While he holds a passion for growing plants and generating a diversified harvest, he doesn’t identify as a farmer. Julian explains, “I am more of a gardener than a farmer. I tried for a couple years with a blueberry crop, but I’ve come to accept that I do my best work in the kitchen. That’s where I really get to it. I make cider, vinegar, sauerkraut, juices, dehydrated fruits and vegetables, and so on. That’s my sweet spot.” There is a lot of wisdom to be gained from recognizing your role in the great scheme of things, and Julian has always known that truly taking care of the land requires community support.
As he looks to the future of his land holdings, he knows he’d like the land to be preserved as beautiful living, working examples of regenerative agriculture, with a focus on production for use over production for sale. Julian’s focus with the land is not on monetary gain, but on food security and true community well-being. Julian reflects, “We should honor the workers who harvest as much as we honor the farmers and landowners. This is why I am drawn to Tolstoy and the Zapatistas and the Ejidos of Mexico. Those who work the land should have some rights to stay on the land. This is the biggest piece for me, my biggest motivation. Those who put in the work should be rewarded.”
Julian is currently working with The Farmers Land Trust to create and incubate the Earthen Heart Farmland Commons. He believes that the Farmland Commons model championed by The Farmers Land Trust creates a secure scaffolding for the development of a community-held resource while preserving active farmland in perpetuity. “I want to do something like radical hospitality on a different scale. It used to be a person produced food or products and did a little abundance sharing with their friends and family, and they received a little abundance in return. Add skill sharing into this, and people can really take care of each other. Community homesteading, maximizing community synergy.”

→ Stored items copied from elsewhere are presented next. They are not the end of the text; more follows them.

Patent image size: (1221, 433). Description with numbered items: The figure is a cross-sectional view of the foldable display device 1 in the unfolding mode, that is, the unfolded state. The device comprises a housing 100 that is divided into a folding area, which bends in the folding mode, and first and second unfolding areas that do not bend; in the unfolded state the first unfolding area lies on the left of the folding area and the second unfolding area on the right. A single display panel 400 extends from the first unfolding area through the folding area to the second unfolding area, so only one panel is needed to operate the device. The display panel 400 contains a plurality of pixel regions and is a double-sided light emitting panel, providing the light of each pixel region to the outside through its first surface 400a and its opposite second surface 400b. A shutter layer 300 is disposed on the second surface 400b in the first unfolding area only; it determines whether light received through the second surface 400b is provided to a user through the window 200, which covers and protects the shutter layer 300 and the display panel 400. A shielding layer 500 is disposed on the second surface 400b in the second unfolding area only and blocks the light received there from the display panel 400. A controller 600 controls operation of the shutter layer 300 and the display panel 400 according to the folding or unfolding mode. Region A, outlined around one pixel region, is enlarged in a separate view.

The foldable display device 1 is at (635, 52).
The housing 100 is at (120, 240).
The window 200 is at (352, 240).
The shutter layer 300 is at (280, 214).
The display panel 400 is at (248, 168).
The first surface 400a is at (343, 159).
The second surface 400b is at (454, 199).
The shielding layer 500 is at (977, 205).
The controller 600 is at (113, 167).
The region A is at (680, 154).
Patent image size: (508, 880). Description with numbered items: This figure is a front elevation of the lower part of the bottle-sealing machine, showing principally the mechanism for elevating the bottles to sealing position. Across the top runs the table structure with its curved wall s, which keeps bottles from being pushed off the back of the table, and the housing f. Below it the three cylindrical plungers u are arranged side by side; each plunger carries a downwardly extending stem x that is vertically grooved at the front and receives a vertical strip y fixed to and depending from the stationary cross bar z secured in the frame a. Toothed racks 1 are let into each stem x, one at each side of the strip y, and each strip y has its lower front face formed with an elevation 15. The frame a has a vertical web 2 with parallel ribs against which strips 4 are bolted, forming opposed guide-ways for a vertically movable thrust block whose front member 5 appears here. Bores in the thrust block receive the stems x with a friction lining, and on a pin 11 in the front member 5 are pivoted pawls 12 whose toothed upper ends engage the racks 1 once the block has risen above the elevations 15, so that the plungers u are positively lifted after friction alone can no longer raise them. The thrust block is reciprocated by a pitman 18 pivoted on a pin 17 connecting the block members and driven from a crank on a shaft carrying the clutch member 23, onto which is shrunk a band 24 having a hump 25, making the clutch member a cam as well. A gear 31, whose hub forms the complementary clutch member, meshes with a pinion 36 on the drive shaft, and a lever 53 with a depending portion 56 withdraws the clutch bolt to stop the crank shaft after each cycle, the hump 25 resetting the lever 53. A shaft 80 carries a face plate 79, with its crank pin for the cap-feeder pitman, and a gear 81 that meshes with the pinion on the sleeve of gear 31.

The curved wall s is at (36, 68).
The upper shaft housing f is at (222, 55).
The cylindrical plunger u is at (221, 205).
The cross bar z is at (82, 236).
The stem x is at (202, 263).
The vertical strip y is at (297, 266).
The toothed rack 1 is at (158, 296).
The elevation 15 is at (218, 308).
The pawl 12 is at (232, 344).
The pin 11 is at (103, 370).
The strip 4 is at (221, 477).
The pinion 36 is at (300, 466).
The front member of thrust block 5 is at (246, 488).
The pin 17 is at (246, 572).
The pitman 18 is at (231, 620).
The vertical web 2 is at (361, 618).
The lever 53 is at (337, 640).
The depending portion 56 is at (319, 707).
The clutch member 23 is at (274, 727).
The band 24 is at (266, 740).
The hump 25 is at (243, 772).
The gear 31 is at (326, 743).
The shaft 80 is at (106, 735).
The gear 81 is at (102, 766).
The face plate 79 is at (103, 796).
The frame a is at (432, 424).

Visionary land investors like Julian have an essential role to play in the ongoing preservation of the vulnerable resources of our living planet. By buying property and then protecting it through title ownership held in nonprofit Commons through The Farmers Land Trust, the invaluable plantings and native ecology of his properties will continue to generate benefits for the local community and ecosystems now and in the future. By putting his land into community-aligned, nonprofit ownership, it is protected from the speculative real estate market. His choice to share his privilege with the world is a gift to all and will no doubt inspire others to give with heart and intention. Julian reflects, “It’s my honor, my privilege to be placed at such a junction as this. Privilege has got a bad name these days. For me, it’s the same as honor. It is my honor, my privilege to share from the gifts I have been given.”
Land as Kin
As I walk up from the pasture into the orchard, among the various fruit and nut trees we’ve planted over the last five years, I feel connected to Julian. The gratitude I feel for the Earth and its endless wonders of regeneration returns to me and extends to people who are using whatever means they have to engage with the preservation of farmland and wild habitat, even in the face of the all-consuming, capitalist machine. Even if my life depended on it, I could scarcely bring myself to think of this symbiotic, ecological community sprouting forth endlessly from this piece of land as something to be traded for financial return.
For me, kinship is not just found in the realm of humans. Kinship is woven into the very fabric of our reality, and I believe our survival depends on our willingness to come to terms with that fact.